Quelques-uns d’entre eux travaillaient probablement déjà en Suisse et choisissent de résider dans l’Arc jurassien où le prix du foncier est un peu moins élevé que dans d’autres territoires frontières de la Suisse comme le Pays de Gex. Lorsqu’ils ne sont pas frontaliers, les actifs qui s’installent ici viennent pour l’essentiel du reste du département du Doubs, attirés par les opportunités d’emplois locaux d’un territoire en plein développement. Avec un gain de 1 300 habitants chaque année entre 2012 et 2017, soit un taux de croissance de 0,8 % de la population, la bande frontalière fait figure d’exception dans une région Bourgogne-Franche-Comté qui perd des habitants au rythme de 1 % par an durant la même période.

La jeunesse de la population de la bande frontalière contribue aussi à sa croissance démographique. Ici les naissances l’ emportent largement sur les décès, la bande frontalière est un territoire où les familles et les jeunes actifs sont très présents. Ainsi, les frontaliers sont plus jeunes et vivent davantage en famille que les autres actifs.

Cette attractivité résidentielle se traduit aussi par une artificialisation croissante du territoire, d’autant que la maison individuelle est ici l’habitat le plus fréquent dans ce territoire rural et peu dense.

Renforcement de l’attractivité depuis les années 2000

L’ attractivité de la bande s’ est accélérée à partir des années 2000, suite à l’accord sur la libre circulation des personnes signé entre la Suisse et l’Union européenne. Cet accord a favorisé le travail frontalier et, en levant l’obligation de résider à 10 km de la frontière, il a aussi contribué à étendre le périmètre de la bande plus loin de la frontière. La hausse du nombre de frontaliers est passée de 2,4 % par an entre 1990 et 2006 à 4,9 % par an entre 2006 et 2016.

Une économie de plus en plus résidentielle

L’ économie de la bande frontalière est aussi très impactée par la proximité de la Suisse. Les emplois dans le commerce et les services s’ y développent, stimulés par la hausse du nombre d’habitants, le pou- voir d’achat des frontaliers et la clientèle suisse. S’ajoute aussi le tourisme, dans ce territoire de moyenne montagne qui compte de nombreux lacs et plusieurs stations de ski. Ainsi, entre 2012 et 2017, la bande frontalière a gagné 300 emplois tertiaires alors que dans le même temps la région en perdait 57 000, pour partie des emplois intérimaires.

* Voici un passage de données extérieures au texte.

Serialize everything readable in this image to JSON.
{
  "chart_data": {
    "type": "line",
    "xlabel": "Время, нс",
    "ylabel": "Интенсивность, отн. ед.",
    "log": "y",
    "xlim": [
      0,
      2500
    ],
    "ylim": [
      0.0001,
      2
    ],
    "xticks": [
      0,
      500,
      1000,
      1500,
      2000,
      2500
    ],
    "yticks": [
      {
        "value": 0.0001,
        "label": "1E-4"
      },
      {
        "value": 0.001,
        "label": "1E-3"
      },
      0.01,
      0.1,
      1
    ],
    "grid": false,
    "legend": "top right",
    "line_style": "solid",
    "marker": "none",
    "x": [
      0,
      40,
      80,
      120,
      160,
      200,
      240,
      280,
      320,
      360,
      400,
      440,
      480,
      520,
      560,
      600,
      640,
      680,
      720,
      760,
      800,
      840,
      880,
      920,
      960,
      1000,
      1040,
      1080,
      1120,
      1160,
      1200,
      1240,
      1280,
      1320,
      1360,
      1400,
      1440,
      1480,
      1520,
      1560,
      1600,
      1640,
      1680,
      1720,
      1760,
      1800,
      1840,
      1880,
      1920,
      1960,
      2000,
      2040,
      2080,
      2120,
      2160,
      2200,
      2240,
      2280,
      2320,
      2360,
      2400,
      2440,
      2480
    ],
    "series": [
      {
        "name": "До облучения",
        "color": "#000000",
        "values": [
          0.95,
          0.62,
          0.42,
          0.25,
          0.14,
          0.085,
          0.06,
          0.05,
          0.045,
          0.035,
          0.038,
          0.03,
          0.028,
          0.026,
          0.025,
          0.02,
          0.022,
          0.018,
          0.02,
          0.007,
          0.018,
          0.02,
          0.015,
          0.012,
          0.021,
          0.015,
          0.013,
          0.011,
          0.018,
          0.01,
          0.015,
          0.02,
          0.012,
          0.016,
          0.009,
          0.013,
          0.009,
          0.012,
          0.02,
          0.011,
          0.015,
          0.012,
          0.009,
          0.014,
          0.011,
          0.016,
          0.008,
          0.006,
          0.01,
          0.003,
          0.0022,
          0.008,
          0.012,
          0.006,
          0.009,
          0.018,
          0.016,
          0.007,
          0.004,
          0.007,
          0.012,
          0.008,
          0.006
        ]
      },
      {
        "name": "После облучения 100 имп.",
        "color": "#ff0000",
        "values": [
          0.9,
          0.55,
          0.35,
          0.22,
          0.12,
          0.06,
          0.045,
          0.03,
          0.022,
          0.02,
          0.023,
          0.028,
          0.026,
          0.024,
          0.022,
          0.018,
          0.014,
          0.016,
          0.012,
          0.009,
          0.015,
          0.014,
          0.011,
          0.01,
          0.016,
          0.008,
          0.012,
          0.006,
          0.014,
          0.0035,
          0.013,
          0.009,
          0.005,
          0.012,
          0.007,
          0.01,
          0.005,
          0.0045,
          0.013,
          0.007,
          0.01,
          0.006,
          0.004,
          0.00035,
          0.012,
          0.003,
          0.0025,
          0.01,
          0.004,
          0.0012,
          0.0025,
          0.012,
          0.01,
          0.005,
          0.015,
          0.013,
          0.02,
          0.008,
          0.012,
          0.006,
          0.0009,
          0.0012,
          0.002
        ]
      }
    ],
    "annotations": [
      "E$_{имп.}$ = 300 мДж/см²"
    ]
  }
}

Ici comme dans le reste de la région, l’industrie a perdu des emplois. Le secteur historique de l’ horlogerie a quasiment dis- paru tandis qu’il se développait en Suisse sur le haut de gamme comme Rolex ou sur des produits innovants comme Swatch. Restent dans la partie française quelques fabricants de mécanismes de précision et surtout un lycée de formation aux métiers de l’horlogerie à Morteau qui forme une partie de la main d’œuvre frontalière. La lunetterie, autre spécialité du Haut-Jura a aussi perdu de nombreux emplois. Seule l’industrie agroalimentaire conserve une forte implantation liée à la fabrication du Comté, produit AOC emblématique en lien avec une agriculture très présente et orientée pour l’essentiel dans l’élevage de bovins lait.

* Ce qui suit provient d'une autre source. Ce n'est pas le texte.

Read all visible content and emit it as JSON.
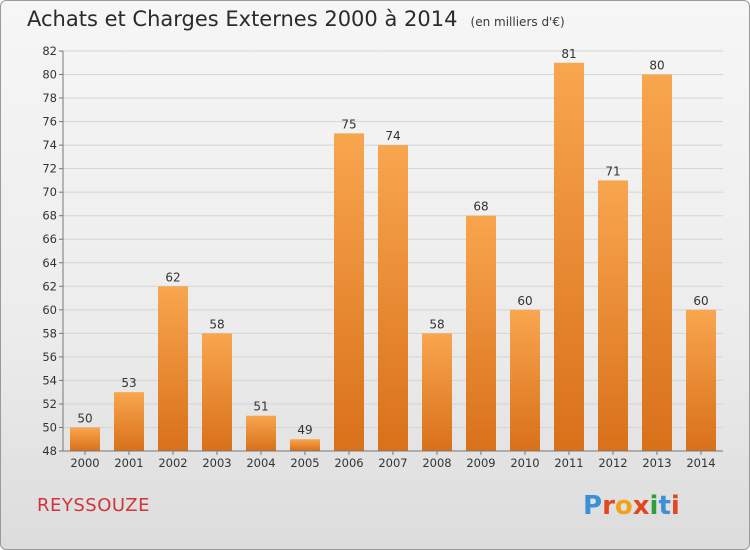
{
  "header": {
    "title": "Achats et Charges Externes 2000 à 2014",
    "unit": "(en milliers d'€)"
  },
  "footer": {
    "commune": "REYSSOUZE",
    "logo_text": "Proxiti"
  },
  "colors": {
    "bar_light": "#f8a64e",
    "bar_dark": "#d9701a",
    "commune_text": "#d0343a"
  },
  "chart_data": {
    "type": "bar",
    "title": "Achats et Charges Externes 2000 à 2014",
    "subtitle": "(en milliers d'€)",
    "categories": [
      "2000",
      "2001",
      "2002",
      "2003",
      "2004",
      "2005",
      "2006",
      "2007",
      "2008",
      "2009",
      "2010",
      "2011",
      "2012",
      "2013",
      "2014"
    ],
    "values": [
      50,
      53,
      62,
      58,
      51,
      49,
      75,
      74,
      58,
      68,
      60,
      81,
      71,
      80,
      60
    ],
    "ylim": [
      48,
      82
    ],
    "yticks": [
      48,
      50,
      52,
      54,
      56,
      58,
      60,
      62,
      64,
      66,
      68,
      70,
      72,
      74,
      76,
      78,
      80,
      82
    ],
    "grid": true
  }
}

La bande frontalière devient ainsi un territoire résidentiel, animé par quelques pôles d’emploi tertiaires comme ceux de Pontarlier et des Rousses ou celui de Morteau qui conserve aussi une économie agricole.

La création d’entreprises témoigne aussi du dynamisme de la bande frontalière. Entre 2016 et 2018, 1 100 entreprises ont été créées, soit un taux de création de 12 % (nombre d’entreprises créées rapporté au stock d’entreprises existantes), légèrement supérieur au taux régional de 11 %. C’est dans le tertiaire, commerce et services que le taux de création est le plus élevé, 13 %, en lien avec l’orientation présentielle de l’économie de ce territoire.

Faible taux de chômage

La population de la bande frontalière dis- pose donc de nombreux emplois de part et d’autre de la frontière, les emplois en Suisse, pour l’ essentiel dans l’ industrie et les emplois locaux dans le commerce et les services. Ici les taux d’emploi (part de personnes en emploi parmi la population) sont élevés. Le taux d’emploi des hommes (de 15 à 64 ans) dépasse les 75 % contre 68 % en moyenne dans l’ensemble de la région et celui des femmes atteint presque les 70 % contre 62 %. En particulier ce marché du travail est très favorable aux jeunes : 55 % des 15-24 ans sont actifs contre 45 % en moyenne dans la région.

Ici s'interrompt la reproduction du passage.